Gribouille, qui n'était pas du tout si simple que l'on croyait, ne fit semblant de rien, et, se levant, il demanda la permission d'aller voir la fête, puisqu'aussi bien le bruit l'empêchait de dormir.

– Allez, allez, vous êtes libre, lui dit le valet qui aimait bien autant être débarrassé de lui.

Gribouille s'en alla donc droit devant lui, monta des escaliers, en descendit, traversa plusieurs chambres, et vit quantité de choses auxquelles il ne comprit rien du tout, mais qui ne laissèrent pas de le divertir. Dans une de ces chambres il y avait beaucoup de messieurs habillés de noir et de dames très-parées qui jouaient aux cartes et aux dés en se disputant des monceaux d'or.

Dans une autre salle, d'autres hommes noirs et d'autres femmes parées et bariolées dansaient au son des instruments. Ceux qui ne dansaient pas avaient l'air de regarder, mais ils bourdonnaient si bruyamment qu'on n'entendait plus la musique.

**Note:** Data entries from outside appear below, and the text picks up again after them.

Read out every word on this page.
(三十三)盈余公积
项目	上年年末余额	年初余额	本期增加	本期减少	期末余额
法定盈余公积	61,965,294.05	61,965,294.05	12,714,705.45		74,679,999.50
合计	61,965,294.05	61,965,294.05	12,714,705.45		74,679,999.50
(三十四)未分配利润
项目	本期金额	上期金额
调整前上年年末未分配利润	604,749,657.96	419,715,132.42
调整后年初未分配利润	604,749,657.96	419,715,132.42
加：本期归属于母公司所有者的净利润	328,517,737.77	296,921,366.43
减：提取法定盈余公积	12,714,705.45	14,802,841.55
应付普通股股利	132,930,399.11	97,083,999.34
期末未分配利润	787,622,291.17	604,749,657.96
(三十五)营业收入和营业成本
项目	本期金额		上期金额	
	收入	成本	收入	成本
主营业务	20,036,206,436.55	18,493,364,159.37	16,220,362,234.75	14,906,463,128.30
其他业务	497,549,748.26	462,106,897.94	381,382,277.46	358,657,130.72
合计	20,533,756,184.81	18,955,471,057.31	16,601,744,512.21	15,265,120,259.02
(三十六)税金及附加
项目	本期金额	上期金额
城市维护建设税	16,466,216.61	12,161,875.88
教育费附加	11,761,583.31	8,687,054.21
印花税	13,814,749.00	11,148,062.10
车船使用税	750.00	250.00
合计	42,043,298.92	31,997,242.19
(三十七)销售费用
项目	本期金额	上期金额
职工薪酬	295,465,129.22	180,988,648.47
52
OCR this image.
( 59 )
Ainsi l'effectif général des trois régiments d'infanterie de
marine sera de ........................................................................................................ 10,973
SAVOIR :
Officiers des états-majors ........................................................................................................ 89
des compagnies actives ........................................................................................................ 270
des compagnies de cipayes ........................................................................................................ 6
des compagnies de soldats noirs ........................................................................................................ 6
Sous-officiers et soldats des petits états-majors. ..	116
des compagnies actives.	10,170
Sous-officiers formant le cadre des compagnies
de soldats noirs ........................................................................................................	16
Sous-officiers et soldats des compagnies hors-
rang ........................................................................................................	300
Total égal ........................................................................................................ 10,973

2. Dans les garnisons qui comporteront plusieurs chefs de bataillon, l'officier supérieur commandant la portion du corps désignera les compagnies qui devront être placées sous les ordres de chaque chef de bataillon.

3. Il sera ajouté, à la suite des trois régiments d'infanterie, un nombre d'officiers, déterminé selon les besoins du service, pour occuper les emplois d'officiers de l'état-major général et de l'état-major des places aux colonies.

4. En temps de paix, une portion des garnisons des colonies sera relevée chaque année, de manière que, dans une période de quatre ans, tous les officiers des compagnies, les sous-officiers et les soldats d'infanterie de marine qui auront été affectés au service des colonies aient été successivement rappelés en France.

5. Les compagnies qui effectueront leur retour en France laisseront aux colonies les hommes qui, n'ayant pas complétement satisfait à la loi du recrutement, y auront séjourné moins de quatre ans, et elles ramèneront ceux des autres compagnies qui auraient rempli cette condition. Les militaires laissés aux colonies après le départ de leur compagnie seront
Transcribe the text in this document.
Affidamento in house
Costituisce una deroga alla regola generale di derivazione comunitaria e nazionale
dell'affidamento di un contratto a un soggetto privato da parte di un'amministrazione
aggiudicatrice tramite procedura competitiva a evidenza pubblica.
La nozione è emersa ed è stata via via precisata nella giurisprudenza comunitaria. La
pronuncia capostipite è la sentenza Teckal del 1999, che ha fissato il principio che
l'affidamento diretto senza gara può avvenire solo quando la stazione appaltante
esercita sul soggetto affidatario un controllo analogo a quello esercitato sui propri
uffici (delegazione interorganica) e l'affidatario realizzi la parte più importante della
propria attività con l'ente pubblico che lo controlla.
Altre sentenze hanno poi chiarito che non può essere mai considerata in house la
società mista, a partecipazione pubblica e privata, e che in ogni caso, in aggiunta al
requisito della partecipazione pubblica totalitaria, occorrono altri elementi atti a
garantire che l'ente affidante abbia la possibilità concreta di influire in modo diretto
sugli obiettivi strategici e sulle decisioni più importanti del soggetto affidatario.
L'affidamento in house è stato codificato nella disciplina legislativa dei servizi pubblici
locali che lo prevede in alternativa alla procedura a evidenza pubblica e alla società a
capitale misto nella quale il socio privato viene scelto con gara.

Ailleurs on mangeait debout, d'un air affamé et pas moitié aussi proprement que Gribouille avait coutume de le faire. On allait d'une chambre à l'autre, on se poussait, on mourait de chaud, et tout ce monde agité paraissait triste ou en colère. Enfin le jour parut, et on ouvrit les fenêtres. Gribouille, qui s'était assoupi sur une banquette, crut voir s'envoler, par ces fenêtres ouvertes, de grands essaims de bourdons, de frelons et de guêpes, et quand il ouvrit les yeux il se trouva seul dans la poussière. Les lustres s'éteignaient, les valets, harassés, se jetaient en travers sur les canapés et sur les tables. D'autres faisaient main basse sur les restes des buffets. Gribouille s'en fut achever paisiblement son somme sous les arbres du jardin, lequel était fort beau et tout rempli de fleurs magnifiques.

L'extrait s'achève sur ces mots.